Il destino delle azioni Facebook è da tempo separato dal valore d’uso della piattaforma di social network. Come anche il Sole 24 Ore ha spesso osservato, il prezzo pagato per le azioni di Facebook al momento della quotazione ha portato la capitalizzazione dell’azienda a un livello quasi cento volte più elevato dell’utile. Un paragone: la Apple ha una capitalizzazione di circa 13 volte l’utile.
La costruzione della storia finanziaria che ha portato i risparmiatori a credere in un prezzo tanto elevato è un tipico fenomeno di pubbliche relazioni e speculazione. Diverse notizie precedenti alla quotazione hanno reso plausibile quel prezzo, dall’entrata di Goldman Sachs in Facebook a un prezzo che valutava l’azienda 50 miliardi all’acquisto di Instagram da parte di Facebook per 1 miliardo (se una piattaforma per lo scambio di foto con 30 milioni di utenti vale un miliardo, il social network con quasi un miliardo di utenti poteva ben valere 100 miliardi). Risultato: hanno guadagnato i soci di Facebook prima dell’Ipo, hanno perso, per ora, i risparmiatori.

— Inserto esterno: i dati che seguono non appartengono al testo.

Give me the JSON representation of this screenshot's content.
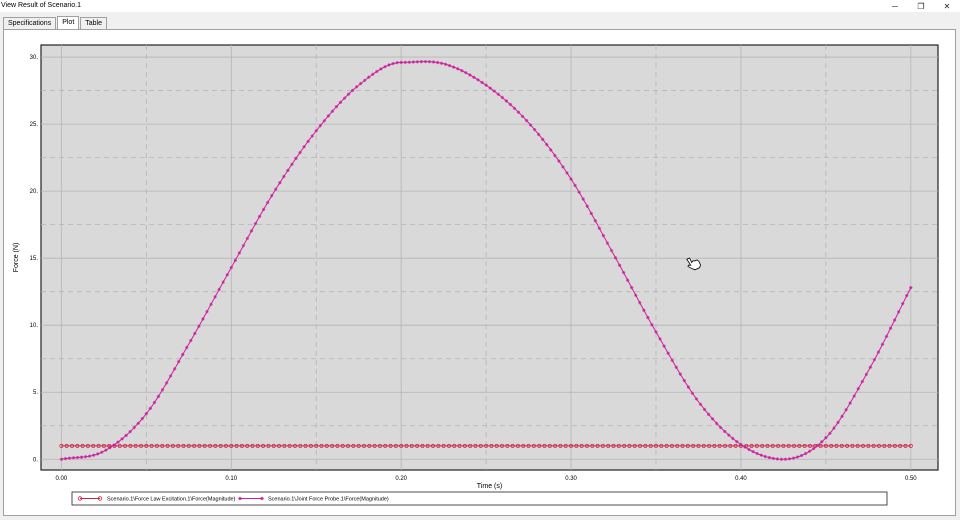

Questi fatti ricordano l’epoca della bolla degli anni 1998-2000, con quotazioni esasperate ed effimere. In proposito, va detto che la distanza tra valore finanziario e valore d’uso, in quel caso, è stata verificata sia nel periodo della bolla, quando il primo saliva e il secondo era piuttosto limitato, sia nel periodo successivo, quando il secondo saliva e il primo era crollato.
La storia della Facebook reale continuerà con i suoi tempi, molto diversi da quelli della Facebook finanziaria. La costruzione di un modello di business basato non sulla pubblicità ma sul reddito derivante dal business delle applicazioni che girano sul social network e che vendono servizi o software è una possibiltà che, se si materializzerà, porterà l’utile a un livello molto più elevato. Ma la finanza non aveva tempo di aspettare.